Set up infrastructure for exporting results

emilycantrell commented 3 weeks ago

Tommy & Emily discussed this on 2024-08-23.

To do:

[x] Figure out what information we want to export, and in what format (CSV? json?)
[ ] Set up the code to do this export (Emily will draft suggested code for this; then Tommy can adjust it to work in the actual environment)

Proposed columns to include in the export file (tentative; this needs more discussion) (these are just notes about ideas, not intended as a spec of actual column names):

training sample size
selection sample size
eval sample size
indicator for whether tuning/selection data was separate from evaluation data
training & selection sample composition (i.e., demographic subgroup composition)
eval sample composition (i.e., demographic subgroup composition)
model (e.g., catboost/xgboost)
hyperparameter_1 (this will be a specific hyperparameter name, depending on the model)
hyperparameter_2
... hyperparameter_n
feature set (which files do we use as inputs)
threshold for turning probabilities into classes
F1
precision
accuracy
recall
AUC
R2_holdout
data for calibration plots? (need to think about how to export this without exporting individual-level data or data with fewer than 10 people per cell)

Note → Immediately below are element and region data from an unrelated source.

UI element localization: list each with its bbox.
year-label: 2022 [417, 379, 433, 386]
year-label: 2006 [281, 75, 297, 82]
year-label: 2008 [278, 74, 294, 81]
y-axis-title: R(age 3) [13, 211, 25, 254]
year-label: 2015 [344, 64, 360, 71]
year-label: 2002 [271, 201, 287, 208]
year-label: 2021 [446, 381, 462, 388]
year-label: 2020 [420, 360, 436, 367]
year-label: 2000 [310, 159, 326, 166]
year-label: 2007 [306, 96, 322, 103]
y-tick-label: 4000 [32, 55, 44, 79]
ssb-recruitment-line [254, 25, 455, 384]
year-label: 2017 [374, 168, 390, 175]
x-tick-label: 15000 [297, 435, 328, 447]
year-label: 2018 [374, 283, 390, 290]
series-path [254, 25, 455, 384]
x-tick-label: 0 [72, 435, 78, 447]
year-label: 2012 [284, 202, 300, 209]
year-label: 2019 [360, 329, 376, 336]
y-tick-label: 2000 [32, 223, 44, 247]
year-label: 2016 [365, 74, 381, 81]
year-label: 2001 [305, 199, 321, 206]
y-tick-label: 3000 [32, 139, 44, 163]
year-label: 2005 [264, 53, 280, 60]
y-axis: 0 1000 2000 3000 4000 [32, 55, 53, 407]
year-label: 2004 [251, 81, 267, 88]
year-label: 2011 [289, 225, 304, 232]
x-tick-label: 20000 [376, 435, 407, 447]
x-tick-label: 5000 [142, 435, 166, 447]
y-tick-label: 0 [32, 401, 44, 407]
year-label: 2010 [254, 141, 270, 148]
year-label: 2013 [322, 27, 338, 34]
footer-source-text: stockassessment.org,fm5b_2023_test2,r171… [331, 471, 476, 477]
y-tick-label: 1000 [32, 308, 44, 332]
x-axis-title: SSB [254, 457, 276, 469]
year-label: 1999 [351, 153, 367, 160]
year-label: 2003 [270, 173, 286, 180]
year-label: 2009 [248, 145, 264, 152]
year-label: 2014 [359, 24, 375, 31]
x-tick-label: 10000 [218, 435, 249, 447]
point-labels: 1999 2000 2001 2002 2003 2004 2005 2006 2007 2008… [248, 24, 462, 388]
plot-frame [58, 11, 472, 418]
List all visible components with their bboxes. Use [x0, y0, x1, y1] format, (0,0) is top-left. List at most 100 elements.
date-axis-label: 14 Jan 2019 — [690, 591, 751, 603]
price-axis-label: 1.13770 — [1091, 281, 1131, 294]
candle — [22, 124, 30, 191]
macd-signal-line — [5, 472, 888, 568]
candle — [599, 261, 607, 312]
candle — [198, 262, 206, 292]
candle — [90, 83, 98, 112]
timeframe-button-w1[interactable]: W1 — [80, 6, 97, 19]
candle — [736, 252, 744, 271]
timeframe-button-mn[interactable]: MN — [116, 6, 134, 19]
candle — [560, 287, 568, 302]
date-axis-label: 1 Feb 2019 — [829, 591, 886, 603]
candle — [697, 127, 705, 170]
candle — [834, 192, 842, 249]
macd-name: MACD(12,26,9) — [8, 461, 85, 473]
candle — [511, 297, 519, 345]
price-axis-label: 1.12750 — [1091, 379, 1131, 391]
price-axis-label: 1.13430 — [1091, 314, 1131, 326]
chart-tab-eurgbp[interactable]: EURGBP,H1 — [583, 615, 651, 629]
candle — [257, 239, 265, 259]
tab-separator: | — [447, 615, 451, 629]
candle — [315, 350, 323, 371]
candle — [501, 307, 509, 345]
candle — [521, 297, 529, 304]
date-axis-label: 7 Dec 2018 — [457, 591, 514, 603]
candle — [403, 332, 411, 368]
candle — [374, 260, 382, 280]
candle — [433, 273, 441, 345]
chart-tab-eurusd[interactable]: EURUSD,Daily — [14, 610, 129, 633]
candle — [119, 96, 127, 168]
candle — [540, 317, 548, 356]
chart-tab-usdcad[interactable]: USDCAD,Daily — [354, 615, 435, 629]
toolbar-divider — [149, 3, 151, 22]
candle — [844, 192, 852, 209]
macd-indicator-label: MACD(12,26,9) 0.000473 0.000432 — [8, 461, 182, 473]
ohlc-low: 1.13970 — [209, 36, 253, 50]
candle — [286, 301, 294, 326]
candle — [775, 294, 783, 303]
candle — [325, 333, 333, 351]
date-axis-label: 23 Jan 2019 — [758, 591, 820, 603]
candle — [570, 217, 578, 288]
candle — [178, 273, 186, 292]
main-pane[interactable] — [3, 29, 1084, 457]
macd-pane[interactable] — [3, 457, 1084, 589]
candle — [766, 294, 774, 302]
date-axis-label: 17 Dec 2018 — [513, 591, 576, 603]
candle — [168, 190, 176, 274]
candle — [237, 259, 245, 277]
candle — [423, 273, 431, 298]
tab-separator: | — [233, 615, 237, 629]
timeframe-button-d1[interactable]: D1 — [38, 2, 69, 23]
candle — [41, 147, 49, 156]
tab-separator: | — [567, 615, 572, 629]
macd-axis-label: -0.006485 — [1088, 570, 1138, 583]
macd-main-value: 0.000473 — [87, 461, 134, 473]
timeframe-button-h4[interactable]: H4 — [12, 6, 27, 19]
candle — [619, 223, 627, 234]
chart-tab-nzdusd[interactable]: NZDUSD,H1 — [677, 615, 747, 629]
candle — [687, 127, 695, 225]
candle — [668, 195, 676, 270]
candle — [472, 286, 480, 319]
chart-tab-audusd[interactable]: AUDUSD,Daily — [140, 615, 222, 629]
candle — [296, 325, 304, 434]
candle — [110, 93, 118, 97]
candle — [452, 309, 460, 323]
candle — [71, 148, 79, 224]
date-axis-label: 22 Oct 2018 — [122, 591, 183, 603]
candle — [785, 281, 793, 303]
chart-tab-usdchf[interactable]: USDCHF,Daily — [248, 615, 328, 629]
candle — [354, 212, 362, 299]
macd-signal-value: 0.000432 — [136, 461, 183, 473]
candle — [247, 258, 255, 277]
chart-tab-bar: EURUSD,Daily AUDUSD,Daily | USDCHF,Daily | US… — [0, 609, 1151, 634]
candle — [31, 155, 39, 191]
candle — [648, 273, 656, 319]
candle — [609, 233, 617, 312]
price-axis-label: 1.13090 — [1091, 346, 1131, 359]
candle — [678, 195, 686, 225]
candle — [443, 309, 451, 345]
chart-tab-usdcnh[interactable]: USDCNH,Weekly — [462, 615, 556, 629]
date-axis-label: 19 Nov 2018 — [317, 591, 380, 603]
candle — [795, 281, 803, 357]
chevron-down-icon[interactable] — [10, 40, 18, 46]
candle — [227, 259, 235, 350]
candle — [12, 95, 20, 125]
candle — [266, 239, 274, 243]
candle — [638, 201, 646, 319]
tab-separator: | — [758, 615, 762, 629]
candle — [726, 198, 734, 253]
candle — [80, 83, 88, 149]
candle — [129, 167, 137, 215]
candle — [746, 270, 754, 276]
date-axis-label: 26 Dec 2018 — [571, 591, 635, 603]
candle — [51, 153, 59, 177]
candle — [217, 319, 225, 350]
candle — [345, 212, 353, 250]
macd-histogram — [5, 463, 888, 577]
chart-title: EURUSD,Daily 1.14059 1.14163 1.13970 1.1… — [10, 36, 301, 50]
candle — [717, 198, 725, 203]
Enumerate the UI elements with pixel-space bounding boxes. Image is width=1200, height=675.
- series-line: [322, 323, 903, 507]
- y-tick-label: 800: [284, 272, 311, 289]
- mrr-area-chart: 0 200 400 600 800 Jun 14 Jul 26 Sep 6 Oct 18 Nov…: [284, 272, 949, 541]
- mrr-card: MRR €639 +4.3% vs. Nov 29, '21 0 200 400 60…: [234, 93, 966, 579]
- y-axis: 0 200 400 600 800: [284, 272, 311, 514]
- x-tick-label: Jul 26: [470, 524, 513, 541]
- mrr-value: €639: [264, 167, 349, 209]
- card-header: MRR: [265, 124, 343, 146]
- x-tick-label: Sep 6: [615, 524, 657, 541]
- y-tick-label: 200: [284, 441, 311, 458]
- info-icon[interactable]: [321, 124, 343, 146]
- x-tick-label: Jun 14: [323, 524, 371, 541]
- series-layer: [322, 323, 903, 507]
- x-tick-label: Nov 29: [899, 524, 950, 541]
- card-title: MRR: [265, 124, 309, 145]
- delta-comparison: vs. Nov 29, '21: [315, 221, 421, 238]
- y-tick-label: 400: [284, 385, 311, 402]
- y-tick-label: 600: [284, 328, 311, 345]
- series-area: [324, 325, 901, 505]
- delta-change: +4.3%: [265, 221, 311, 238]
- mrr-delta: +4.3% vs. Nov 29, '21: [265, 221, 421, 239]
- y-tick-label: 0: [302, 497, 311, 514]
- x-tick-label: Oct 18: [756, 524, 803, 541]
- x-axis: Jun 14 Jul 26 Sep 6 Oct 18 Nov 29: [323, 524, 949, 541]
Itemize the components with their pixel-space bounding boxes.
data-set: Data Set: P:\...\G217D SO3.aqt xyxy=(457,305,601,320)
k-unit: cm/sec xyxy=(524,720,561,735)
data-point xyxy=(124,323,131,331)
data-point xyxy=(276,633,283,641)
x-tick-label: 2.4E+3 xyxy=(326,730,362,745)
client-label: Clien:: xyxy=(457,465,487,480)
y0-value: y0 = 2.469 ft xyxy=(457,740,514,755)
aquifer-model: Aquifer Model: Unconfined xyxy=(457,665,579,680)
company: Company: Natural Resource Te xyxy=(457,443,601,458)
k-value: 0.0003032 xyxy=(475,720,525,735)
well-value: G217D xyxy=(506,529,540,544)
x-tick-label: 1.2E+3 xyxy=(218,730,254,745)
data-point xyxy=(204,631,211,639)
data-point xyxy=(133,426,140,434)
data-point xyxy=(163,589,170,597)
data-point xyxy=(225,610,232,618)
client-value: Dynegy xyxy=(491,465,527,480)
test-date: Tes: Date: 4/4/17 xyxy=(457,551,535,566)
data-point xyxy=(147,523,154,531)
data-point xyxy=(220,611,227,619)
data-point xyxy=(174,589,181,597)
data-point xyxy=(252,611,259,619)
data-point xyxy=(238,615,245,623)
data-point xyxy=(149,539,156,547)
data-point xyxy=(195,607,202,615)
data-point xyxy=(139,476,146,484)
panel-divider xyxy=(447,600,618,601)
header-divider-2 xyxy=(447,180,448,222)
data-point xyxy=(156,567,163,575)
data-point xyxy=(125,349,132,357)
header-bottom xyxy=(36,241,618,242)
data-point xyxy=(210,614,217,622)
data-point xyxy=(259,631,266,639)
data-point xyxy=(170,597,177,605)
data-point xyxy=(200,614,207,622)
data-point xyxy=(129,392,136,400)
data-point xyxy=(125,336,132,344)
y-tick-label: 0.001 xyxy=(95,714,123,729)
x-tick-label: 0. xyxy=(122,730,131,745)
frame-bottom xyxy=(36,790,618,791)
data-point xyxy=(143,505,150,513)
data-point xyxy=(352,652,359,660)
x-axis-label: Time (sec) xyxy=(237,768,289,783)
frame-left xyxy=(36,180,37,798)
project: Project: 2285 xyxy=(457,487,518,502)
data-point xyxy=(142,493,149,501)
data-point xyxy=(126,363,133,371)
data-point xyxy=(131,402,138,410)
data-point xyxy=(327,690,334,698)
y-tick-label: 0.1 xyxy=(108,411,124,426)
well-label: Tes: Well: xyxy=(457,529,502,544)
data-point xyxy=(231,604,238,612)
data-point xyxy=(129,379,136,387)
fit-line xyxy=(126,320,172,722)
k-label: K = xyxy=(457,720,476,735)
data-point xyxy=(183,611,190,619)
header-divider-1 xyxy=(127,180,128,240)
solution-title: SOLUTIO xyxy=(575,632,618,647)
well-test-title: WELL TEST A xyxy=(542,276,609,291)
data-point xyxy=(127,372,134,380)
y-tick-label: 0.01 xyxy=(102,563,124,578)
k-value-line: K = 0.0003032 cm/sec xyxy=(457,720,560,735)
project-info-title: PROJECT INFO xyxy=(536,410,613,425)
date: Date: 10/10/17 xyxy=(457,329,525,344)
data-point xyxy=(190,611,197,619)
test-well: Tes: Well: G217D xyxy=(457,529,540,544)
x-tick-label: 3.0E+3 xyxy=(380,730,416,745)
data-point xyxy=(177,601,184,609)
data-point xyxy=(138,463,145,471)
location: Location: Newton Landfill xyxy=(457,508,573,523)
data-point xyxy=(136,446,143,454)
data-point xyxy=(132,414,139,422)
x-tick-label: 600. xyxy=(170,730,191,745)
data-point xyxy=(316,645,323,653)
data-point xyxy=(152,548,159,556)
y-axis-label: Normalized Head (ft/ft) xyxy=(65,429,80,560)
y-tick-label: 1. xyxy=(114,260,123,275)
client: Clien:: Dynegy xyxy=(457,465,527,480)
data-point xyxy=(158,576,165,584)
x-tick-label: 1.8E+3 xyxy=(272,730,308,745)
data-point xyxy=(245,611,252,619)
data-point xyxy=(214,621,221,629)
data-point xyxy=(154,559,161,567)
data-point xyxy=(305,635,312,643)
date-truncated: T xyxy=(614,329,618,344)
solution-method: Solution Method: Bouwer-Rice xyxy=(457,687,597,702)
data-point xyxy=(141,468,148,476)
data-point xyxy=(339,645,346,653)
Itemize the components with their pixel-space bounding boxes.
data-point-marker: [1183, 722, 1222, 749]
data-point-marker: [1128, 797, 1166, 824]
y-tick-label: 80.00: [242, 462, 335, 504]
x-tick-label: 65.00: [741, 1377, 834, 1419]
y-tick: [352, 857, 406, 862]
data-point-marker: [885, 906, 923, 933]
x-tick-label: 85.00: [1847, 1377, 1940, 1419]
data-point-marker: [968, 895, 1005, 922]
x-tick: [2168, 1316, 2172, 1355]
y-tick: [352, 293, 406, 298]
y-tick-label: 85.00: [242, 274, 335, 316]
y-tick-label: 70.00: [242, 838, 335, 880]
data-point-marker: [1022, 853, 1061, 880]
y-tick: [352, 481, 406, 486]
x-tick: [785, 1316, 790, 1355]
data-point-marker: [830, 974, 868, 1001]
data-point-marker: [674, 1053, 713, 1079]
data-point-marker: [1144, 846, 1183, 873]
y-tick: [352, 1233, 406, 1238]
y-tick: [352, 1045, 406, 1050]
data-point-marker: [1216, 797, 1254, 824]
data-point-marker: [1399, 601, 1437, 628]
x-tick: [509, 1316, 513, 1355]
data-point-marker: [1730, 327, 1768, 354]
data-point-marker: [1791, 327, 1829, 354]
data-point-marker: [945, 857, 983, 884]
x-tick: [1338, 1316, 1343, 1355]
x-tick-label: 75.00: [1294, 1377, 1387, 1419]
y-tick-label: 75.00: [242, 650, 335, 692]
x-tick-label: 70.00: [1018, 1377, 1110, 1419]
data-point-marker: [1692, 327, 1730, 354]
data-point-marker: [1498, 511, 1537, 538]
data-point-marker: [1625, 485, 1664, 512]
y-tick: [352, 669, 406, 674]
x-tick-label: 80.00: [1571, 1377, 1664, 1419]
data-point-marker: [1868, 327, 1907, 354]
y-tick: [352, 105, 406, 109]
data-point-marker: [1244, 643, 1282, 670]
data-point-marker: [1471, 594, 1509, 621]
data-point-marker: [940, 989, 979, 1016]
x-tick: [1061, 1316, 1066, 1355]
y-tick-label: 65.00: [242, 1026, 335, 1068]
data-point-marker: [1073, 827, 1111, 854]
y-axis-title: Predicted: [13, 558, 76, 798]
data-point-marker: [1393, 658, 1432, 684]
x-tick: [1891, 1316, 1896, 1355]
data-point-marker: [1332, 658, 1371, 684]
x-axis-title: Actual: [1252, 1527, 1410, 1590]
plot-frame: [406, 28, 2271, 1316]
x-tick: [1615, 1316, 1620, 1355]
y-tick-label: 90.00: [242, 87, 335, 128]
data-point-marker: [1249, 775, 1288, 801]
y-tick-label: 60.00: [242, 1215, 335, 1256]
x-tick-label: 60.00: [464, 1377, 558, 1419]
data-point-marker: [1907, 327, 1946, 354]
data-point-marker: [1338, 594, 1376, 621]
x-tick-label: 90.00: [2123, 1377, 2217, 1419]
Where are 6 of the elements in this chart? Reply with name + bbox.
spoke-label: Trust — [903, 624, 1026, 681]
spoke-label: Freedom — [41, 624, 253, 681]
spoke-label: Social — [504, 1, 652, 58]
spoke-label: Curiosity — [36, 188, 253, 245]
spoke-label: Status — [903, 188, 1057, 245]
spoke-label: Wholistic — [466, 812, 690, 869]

emilycantrell commented 2 weeks ago

This afternoon, Tommy and I met and discussed what results we want to export, and how to format the exported file.

What results to export

We want to export the following information:

For all Model-HyperparameterDraw-TrainingSample-FeatureSets that we tested, export scores that can be calculated using predicted probabilities (logloss, AUC, R^2, squared loss), for every selection set and test set specified in the jobfile. (Note: "draw" refers to a draw during randomized grid search)
For the winning HyperparameterDraw within each Model-TrainingSample-FeatureSet (where the winner is chosen based on a specified selection set):
- export scores that are calculated based on classifications (F1, precision, accuracy, recall), for every selection set and test set specified in the jobfile. (This is in addition to logloss, AUC, and R^2.)
- export the classification threshold

Notes:

The reason we are exporting results from every hyperparameter draw we test, rather than just the winning draw, is that Tommy is interesting in studying how various "reasonable models" perform on different demographic subgroups. He wants to see a variety of models, not just a single "best" model. (@HanzhangRen I'd like to discuss what you mean by "reasonable models" more.)
The reason we are exporting classification-based scores for only the winning HyperparameterDraw within each Model-TrainingSample-FeatureSet, rather than for all Model-HyperparameterDraw-TrainingSample-FeatureSets, is that we don't think it's worth the computation time to determine the best thresholds for the predictions from every hyperparameter draw. (However, @HanzhangRen, on further thought I'm wondering: are you sure you don't want classification-based scores for all hyperparameter draws?)
We haven't yet touched on if/how to export calibration plot data, but that is also something we need to decide.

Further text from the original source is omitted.